焼夷兵器の使用の禁止又は制限に関する議定書(議定書III)
第一条 定義
この議定書の適用上、
1 「焼夷兵器」とは、目標に投射された物質の化学反応によって生ずる火炎、熱又はこれらの複合作用により、物に火炎を生じさせ又は人に火傷を負わせることを第一義的な目的として設計された武器又は弾薬類をいう。
(a) 焼夷兵器は、例えば、火炎発射機、火炎瓶、砲弾、ロケット弾、擲弾{擲=てきとルビ}、地雷、爆弾及び焼夷物質を入れることのできるその他の容器の形態をとることができる。
(b) 焼夷兵器には、次のものを含めない。
(i) 焼夷効果が付随的である弾薬類。例えば、照明弾、曳光弾{曳=えいとルビ}、発煙弾又は信号弾
(ii) 貫通、爆風又は破片による効果と付加的な焼夷効果とが複合するように設計された弾薬類。例えば、徹甲弾、破片弾、炸薬爆弾{炸=さくとルビ}その他これらと同様の複合的効果を有する弾薬類であって、焼夷効果により人に火傷を負わせることを特に目的としておらず、装甲車両、航空機、構築物その他の施設のような軍事目的に対して使用されるもの
2 「人口周密」とは、恒久的であるか一時的であるかを問わず、都市の居住地区及び町村のほか、難民若しくは避難民の野営地若しくは行列又は遊牧民の集団にみられるような文民の集中したすべての状態をいう。
3 「軍事目標」とは、物については、その性質、位置、用途又は使用が軍事活動に効果的に貢献する物で、その全面的又は部分的な破壊、奪取又は無効化がその時点における状況の下において明確な軍事的利益をもたらすものをいう。
4 「民用物」とは、3に定義する軍事目的以外のすべての物をいう。 5 「実行可能な予防措置」とは、人道上及び軍事上の考慮を含めその時点におけるすべての事情を勘案して実施し得る又は実際に可能と認められる予防措置をいう。
第二条 文民及び民用物の保護
1 いかなる状況の下においても、文民たる住民全体、個々の文民又は民用物を焼夷兵器による攻撃の対象とすることは禁止する。
2 いかなる状況の下においても、人口周密の地域内に位置する軍事目標を空中から投射する焼夷兵器による攻撃の対象とすることは禁止する。
3 人口周密の地域内に位置する軍事目標を空中から投射する方法以外の方法により焼夷兵器による攻撃の対象とすることも、禁止する。
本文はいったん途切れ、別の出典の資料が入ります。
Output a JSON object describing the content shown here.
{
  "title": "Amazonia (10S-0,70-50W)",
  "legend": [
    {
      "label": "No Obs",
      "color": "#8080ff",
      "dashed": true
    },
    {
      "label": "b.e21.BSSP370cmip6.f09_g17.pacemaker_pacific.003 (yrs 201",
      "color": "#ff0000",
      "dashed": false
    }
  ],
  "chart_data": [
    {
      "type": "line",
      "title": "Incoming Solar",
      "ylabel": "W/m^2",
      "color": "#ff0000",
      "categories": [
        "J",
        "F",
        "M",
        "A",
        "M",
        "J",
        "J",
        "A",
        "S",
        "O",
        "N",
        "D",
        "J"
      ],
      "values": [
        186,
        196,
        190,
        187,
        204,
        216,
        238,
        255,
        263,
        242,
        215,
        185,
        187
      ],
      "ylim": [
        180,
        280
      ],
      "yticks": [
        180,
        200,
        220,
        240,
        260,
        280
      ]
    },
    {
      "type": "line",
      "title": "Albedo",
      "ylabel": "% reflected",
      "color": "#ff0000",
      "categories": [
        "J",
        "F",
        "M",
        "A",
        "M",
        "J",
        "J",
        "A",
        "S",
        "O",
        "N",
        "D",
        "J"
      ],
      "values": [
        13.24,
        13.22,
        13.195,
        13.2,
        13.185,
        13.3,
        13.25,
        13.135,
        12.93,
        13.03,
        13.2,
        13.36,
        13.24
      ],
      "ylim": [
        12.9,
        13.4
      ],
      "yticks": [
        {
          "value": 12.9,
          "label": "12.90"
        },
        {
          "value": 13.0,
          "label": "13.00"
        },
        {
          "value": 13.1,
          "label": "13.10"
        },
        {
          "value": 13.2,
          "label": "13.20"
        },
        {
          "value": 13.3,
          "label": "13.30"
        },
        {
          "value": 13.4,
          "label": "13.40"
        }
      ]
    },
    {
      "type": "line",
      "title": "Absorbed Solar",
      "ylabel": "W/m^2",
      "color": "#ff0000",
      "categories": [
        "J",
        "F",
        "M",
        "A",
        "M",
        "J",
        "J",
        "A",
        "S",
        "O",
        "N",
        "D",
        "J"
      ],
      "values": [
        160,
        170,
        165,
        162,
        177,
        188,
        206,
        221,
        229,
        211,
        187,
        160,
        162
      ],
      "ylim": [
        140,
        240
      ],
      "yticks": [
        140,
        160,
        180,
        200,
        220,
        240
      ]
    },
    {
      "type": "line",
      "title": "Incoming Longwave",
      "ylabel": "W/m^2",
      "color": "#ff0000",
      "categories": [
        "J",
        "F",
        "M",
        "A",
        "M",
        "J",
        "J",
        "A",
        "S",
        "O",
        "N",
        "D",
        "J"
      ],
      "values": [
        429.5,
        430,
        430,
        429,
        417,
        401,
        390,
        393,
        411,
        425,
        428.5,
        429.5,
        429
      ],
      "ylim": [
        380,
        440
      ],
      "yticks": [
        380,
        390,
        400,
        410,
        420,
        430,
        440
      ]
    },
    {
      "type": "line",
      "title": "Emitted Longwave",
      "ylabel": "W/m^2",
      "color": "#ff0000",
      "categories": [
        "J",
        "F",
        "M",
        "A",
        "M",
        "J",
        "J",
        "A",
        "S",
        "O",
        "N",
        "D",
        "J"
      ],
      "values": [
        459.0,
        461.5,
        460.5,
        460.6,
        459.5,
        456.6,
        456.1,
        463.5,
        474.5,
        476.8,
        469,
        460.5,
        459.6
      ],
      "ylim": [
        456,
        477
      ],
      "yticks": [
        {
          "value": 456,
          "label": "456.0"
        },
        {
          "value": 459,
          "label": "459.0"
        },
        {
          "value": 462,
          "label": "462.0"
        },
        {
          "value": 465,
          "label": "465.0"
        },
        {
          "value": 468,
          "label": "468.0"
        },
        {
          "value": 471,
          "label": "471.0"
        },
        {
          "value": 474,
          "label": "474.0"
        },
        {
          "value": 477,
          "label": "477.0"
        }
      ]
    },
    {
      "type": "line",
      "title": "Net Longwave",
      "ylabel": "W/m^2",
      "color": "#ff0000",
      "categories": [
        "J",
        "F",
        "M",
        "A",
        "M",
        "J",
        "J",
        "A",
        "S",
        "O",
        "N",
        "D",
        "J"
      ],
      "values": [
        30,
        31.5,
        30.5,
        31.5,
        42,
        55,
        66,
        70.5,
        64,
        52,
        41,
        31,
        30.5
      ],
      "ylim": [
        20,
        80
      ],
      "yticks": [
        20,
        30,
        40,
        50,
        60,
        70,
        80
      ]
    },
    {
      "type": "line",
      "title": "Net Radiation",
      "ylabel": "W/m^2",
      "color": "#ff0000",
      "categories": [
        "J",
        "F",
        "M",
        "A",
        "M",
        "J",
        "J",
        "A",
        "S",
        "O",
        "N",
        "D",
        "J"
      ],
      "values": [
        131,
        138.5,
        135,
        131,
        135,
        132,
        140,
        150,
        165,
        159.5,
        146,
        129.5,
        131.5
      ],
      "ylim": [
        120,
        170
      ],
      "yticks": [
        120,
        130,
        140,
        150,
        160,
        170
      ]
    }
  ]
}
ただし、軍事目標が人口周密の地域から明確に分離され、焼夷効果を軍事目標に限定し並びに巻添えによる文民の死亡、文民の傷害及び民用物の損傷を防止し、また、少なくともこれらを最小限にとどめるため実行可能なすべての予防措置をとる場合を除く。
4 森林その他の植物群落を焼夷兵器による攻撃の対象とすることは、禁止する。ただし、植物群落を、戦闘員若しくは他の軍事目標を覆い、隠蔽{ぺいとルビ}し若しくは偽装するために利用している場合又は植物群落自体が軍事目標となっている場合を除く。